Secondly, they take into account your attitude during the application process. (I’m sure they didn’t mean that to sound quite the way it does). They evaluate whether you’re being open and honest with them and positive about getting details for them. They also need to see that you comprehend your regulatory obligations and react promptly to any questions they have about your application.
Finally, they want to be sure you have your supporting documentation ready and arrangements in position to comply from the first day you become authorised. So they keep in mind why you’re applying now, what’s still outstanding that would prevent you from doing whatever you’ve made an application for, and whether you would have the ability to do that activity if you were authorised right away.
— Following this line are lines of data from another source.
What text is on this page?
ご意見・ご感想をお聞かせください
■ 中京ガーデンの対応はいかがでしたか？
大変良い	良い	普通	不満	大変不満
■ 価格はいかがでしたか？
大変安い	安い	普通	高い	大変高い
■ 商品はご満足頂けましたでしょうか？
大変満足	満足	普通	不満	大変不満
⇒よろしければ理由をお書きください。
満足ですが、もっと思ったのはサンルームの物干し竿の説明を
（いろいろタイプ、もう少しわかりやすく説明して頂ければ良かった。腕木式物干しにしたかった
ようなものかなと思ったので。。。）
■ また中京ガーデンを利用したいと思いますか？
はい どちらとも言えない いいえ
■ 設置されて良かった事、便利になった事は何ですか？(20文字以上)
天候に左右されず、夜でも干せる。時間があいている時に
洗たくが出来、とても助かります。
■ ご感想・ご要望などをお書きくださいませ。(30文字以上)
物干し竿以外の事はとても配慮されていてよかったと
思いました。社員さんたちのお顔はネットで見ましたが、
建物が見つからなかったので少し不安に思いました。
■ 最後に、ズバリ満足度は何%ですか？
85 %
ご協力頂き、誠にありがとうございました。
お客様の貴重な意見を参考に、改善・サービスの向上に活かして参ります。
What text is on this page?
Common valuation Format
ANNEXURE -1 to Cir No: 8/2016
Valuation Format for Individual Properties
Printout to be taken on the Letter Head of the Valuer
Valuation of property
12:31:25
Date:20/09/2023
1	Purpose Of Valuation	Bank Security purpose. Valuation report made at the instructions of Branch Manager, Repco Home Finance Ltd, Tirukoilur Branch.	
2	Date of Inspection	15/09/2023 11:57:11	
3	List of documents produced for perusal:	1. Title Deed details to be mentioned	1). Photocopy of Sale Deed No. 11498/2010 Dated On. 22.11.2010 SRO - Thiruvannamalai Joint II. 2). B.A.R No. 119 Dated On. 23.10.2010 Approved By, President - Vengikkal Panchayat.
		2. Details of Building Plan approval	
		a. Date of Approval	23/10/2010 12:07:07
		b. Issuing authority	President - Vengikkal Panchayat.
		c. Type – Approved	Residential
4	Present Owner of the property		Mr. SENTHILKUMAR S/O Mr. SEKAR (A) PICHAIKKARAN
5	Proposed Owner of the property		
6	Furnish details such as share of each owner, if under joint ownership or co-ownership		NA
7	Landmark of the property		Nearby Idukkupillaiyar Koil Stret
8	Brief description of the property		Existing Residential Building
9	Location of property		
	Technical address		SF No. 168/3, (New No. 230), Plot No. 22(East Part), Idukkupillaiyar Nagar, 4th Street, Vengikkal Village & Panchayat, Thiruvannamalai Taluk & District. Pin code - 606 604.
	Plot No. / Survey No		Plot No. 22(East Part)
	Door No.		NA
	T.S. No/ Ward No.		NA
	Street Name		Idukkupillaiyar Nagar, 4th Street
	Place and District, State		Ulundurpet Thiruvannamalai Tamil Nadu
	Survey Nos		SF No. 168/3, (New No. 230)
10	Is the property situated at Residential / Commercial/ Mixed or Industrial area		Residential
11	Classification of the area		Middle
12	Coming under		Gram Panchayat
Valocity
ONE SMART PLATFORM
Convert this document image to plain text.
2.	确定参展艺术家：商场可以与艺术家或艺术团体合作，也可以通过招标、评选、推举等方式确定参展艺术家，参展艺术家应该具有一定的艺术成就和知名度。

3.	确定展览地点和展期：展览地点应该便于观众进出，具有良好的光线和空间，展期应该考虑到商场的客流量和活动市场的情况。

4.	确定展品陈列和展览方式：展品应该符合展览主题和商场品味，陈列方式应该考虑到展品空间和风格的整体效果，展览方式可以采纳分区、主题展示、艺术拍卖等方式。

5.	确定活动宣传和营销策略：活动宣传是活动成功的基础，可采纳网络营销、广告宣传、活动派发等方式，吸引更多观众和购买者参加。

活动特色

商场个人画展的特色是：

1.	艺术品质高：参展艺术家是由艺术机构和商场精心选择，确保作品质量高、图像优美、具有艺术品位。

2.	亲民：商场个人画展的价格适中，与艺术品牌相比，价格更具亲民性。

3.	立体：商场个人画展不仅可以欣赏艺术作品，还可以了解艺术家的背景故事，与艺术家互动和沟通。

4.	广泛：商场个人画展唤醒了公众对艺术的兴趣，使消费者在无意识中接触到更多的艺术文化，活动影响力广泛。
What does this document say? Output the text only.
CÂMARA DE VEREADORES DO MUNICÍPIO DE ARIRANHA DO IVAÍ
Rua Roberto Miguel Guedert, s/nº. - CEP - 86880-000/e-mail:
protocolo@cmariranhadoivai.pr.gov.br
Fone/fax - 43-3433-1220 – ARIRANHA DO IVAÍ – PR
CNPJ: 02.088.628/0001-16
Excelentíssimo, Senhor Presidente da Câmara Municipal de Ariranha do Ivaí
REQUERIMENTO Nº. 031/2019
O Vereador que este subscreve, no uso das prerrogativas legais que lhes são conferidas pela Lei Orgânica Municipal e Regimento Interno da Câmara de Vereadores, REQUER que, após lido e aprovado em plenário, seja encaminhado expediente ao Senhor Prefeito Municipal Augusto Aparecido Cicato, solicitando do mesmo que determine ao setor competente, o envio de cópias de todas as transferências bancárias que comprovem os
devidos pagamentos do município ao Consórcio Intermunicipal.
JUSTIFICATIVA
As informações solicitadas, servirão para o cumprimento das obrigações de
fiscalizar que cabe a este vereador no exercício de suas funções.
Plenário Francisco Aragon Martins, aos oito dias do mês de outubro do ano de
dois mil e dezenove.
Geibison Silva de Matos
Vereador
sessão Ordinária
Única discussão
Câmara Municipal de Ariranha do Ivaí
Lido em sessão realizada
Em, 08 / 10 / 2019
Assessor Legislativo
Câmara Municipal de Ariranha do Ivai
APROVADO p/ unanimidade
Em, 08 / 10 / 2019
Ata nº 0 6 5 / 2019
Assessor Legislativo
You need to successfully pass all three of these ‘tests’. It’s insufficient, for instance, being willing to correct mistakes or gaps in your application if you fell at the first hurdle. Quite clearly, they ‘d find this vexing!
“We will move to refuse firms earlier on in the authorisation process where the firm is not ‘ready, willing and organised’ to operate in the regulated financial services market,” Rapson has said.
And those are the magic words: ready, willing and organised. From the day they receive your application, and over the course of the process, they want to be sure you’re ready, willing and organised to comply with the rules and requirements at all times.